実際は、肉声はおろかご尊顔を拝したことすらないのですが、
中島梓(=栗本薫)先生の遺された功績の1つに、この
「小説道場」があった事は随分前に知りました。。
これは、1983年に隔月刊として創刊された「小説JUNE」の
上記コーナーにおいて、投稿作品への講評をまとめたものです。
現在もBL界で活躍されている作家達を輩出した場であり、
道場主(中島先生)によって、級位・段位が与えられ
上級や有段者には本誌への作品掲載という作家デビューへの
門戸でもありました。
榎田先生や柏枝先生の投稿作品が読めるかも、という
ミーハー心で読み始めたのですが、覚悟が甘かった。
小説とは何か、それがJUNEである必要は何故か、
真剣に語り伝えようとする先生の情熱が言葉の礫となって
ビシビシ飛んできます。
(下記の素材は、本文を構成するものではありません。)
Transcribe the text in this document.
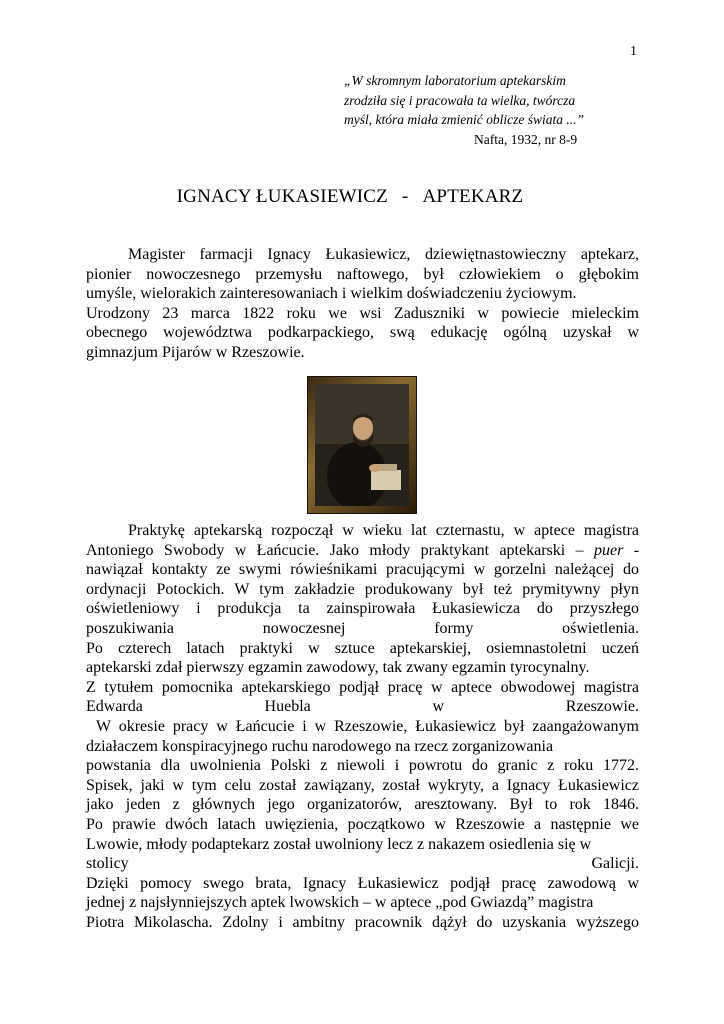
1
„W skromnym laboratorium aptekarskim
zrodziła się i pracowała ta wielka, twórcza
myśl, która miała zmienić oblicze świata ...”
Nafta, 1932, nr 8-9
IGNACY ŁUKASIEWICZ - APTEKARZ
Magister farmacji Ignacy Łukasiewicz, dziewiętnastowieczny aptekarz,
pionier nowoczesnego przemysłu naftowego, był człowiekiem o głębokim
umyśle, wielorakich zainteresowaniach i wielkim doświadczeniu życiowym.
Urodzony 23 marca 1822 roku we wsi Zaduszniki w powiecie mieleckim
obecnego województwa podkarpackiego, swą edukację ogólną uzyskał w
gimnazjum Pijarów w Rzeszowie.
Praktykę aptekarską rozpoczął w wieku lat czternastu, w aptece magistra
Antoniego Swobody w Łańcucie. Jako młody praktykant aptekarski – puer -
nawiązał kontakty ze swymi rówieśnikami pracującymi w gorzelni należącej do
ordynacji Potockich. W tym zakładzie produkowany był też prymitywny płyn
oświetleniowy i produkcja ta zainspirowała Łukasiewicza do przyszłego
poszukiwania nowoczesnej formy oświetlenia.
Po czterech latach praktyki w sztuce aptekarskiej, osiemnastoletni uczeń
aptekarski zdał pierwszy egzamin zawodowy, tak zwany egzamin tyrocynalny.
Z tytułem pomocnika aptekarskiego podjął pracę w aptece obwodowej magistra
Edwarda Huebla w Rzeszowie.
W okresie pracy w Łańcucie i w Rzeszowie, Łukasiewicz był zaangażowanym
działaczem konspiracyjnego ruchu narodowego na rzecz zorganizowania
powstania dla uwolnienia Polski z niewoli i powrotu do granic z roku 1772.
Spisek, jaki w tym celu został zawiązany, został wykryty, a Ignacy Łukasiewicz
jako jeden z głównych jego organizatorów, aresztowany. Był to rok 1846.
Po prawie dwóch latach uwięzienia, początkowo w Rzeszowie a następnie we
Lwowie, młody podaptekarz został uwolniony lecz z nakazem osiedlenia się w
stolicy Galicji.
Dzięki pomocy swego brata, Ignacy Łukasiewicz podjął pracę zawodową w
jednej z najsłynniejszych aptek lwowskich – w aptece „pod Gwiazdą” magistra
Piotra Mikolascha. Zdolny i ambitny pracownik dążył do uzyskania wyższego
投稿者(通称:門弟)でもないのに、
なぜか気分は満身創痍といった体だったのは、
詠み手としてもプロである先生が、時に作品とも呼べない
物語にも真剣な言葉を残していたからです。
先生から言葉を掛けていただいた門弟達は、どれ程
胸に響いたことでしょう。それが厳しくても励ましでも。
一時期マンガも小説も読み散らかしていた我が身を振り返って
恥じ入ってしまったんですよ。とほほ。
歯に衣着せぬ批評と叱咤激励は正に門弟達との言葉の真剣勝負。
書く事への姿勢や先生ご自身のJUNE論などは大変勉強になりました。
これら投稿作品は編集部(通称:門番)の選考を経て
先生の元に届くのですが、添えられてくる寸評にもきっちり
お小言と辛口コメントをつけています。これがまた面白い。
そもそもJUNE小説の内容の希薄さを憂い道場を開いたと
仰っており、当時の業界への苦言もこぼしていらっしゃいます。
1巻目でお名前を存じ上げている作家さんでは、
異色の大作「私説・三国志」シリーズの江森備先生、
たった2作ながらも鮮烈な作品を残された野村史子先生が
登場されています。この回の先生のテンションはいつにも増して
高かった。可能性を秘めた作品に出合えた興奮が
伝わってくるようです。
正直、作品を読まずに講評だけを読むのはしんどいと思ってしまうの
ですが、今更ながらJUNE時代の作品に魅せられている身として
最後まで見届けずにはおれないのです。